When I was 18-years-old, my friend Katelyn and I were driving around Long Beach, one of the only things you can do when you’re on the cusp of adulthood but still stuck as a kid. Another car with two boys our age pulled up next to us on the road. Follow us to a party, they said. So we did. It was an apartment party full of college kids. I politely baby-sipped a warm spiked cola drink while talking to people who felt like incredibly mature 20 year olds as they smoked joints. Katelyn was in a corner talking very closely with a boy who was making googly eyes at her. No surprise, Katelyn was beautiful. When we both realized that we weren’t quite ready for this kind of party, we left. I drove us both home.
Later that year, I drove two and a half hours just to see a guy. Just to get a speeding ticket. Just to get in a serious car wreck. Just to total my new car. Just to have him never really care about me.
A few years back, I checked my phone at a stop sign to find a suggestive text from my long-term boyfriend, something I should have been happy to receive. I started sobbing. I was so unhappy, teetering on the edge of my breaking point. Never having felt more trapped, I put on the sad music my best friend teases me about. You only listened to the most depressing shit in the car she says, and she’s right.

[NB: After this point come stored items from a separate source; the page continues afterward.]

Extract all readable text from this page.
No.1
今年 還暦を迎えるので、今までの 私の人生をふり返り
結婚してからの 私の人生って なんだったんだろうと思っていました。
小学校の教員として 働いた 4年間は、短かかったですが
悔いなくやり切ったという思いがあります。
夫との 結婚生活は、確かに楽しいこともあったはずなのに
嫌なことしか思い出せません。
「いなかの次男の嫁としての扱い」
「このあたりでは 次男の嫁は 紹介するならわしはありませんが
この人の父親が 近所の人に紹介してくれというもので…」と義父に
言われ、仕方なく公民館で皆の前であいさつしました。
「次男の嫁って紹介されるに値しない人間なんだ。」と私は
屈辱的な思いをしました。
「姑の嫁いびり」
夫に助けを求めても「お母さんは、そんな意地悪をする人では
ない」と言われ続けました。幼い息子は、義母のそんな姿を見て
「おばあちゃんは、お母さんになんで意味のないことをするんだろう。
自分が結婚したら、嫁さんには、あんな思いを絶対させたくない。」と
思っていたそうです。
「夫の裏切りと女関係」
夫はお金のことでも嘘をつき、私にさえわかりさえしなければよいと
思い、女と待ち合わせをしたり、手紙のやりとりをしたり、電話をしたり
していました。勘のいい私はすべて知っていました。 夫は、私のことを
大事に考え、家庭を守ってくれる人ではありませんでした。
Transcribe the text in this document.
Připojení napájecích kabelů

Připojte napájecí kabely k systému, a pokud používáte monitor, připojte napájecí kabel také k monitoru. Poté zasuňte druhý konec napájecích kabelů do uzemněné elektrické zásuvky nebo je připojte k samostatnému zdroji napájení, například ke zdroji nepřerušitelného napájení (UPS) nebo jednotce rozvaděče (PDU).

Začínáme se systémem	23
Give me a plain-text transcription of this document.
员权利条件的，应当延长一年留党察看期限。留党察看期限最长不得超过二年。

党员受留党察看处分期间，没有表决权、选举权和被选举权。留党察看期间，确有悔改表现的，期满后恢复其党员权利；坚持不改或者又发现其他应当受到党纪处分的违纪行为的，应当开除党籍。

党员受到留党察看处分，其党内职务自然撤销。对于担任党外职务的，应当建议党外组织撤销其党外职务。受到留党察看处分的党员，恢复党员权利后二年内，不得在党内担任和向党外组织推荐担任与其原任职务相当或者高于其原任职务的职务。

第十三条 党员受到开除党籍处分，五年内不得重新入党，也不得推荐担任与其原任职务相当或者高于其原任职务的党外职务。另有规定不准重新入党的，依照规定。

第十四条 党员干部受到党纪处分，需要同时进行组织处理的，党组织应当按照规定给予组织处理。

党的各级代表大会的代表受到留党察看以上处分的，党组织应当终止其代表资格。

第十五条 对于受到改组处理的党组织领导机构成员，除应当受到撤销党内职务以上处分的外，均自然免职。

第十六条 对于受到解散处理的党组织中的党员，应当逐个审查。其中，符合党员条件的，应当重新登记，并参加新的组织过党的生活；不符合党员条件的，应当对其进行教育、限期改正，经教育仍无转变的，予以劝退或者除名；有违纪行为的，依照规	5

I have a hard time tapping into my emotions most of the time. The strong and silent type sometimes have a Hello Kitty air freshener hanging on their rear view mirror. But in the car, I’m free to be vulnerable to the stereo, the road, and myself.
I keep so busy I rarely have a minute. In the car I can make the calls I always mean to make and give the people who deserve the most, the attention I barely I have.
The traffic, the traffic people complain about. Unless you’re in hurry, or late, there’s something monotonously soothing about the stillness of traffic. The stop and go becomes hypnotic and the warmth of the car makes your mind mush in a delicious, lazy way. Fantasies creep into my head and onto my mouth as it curves into a smile.
And sometimes I think about the things I never let myself think. The dark things, the bad things, the things that nice people don’t like to admit they think.
Despite it being a cool LA 65 degrees outside, the heat blasts from the vents and the heaviness of my thoughts hang in the circulating car air as I drive around, making turns and thinking things until I’m ready to come home.
I pull into my parking spot, turn off the engine, and sit in the moment for a long breath. I get out, slam the door, and leave everything in the car. I’ll be back for it tomorrow.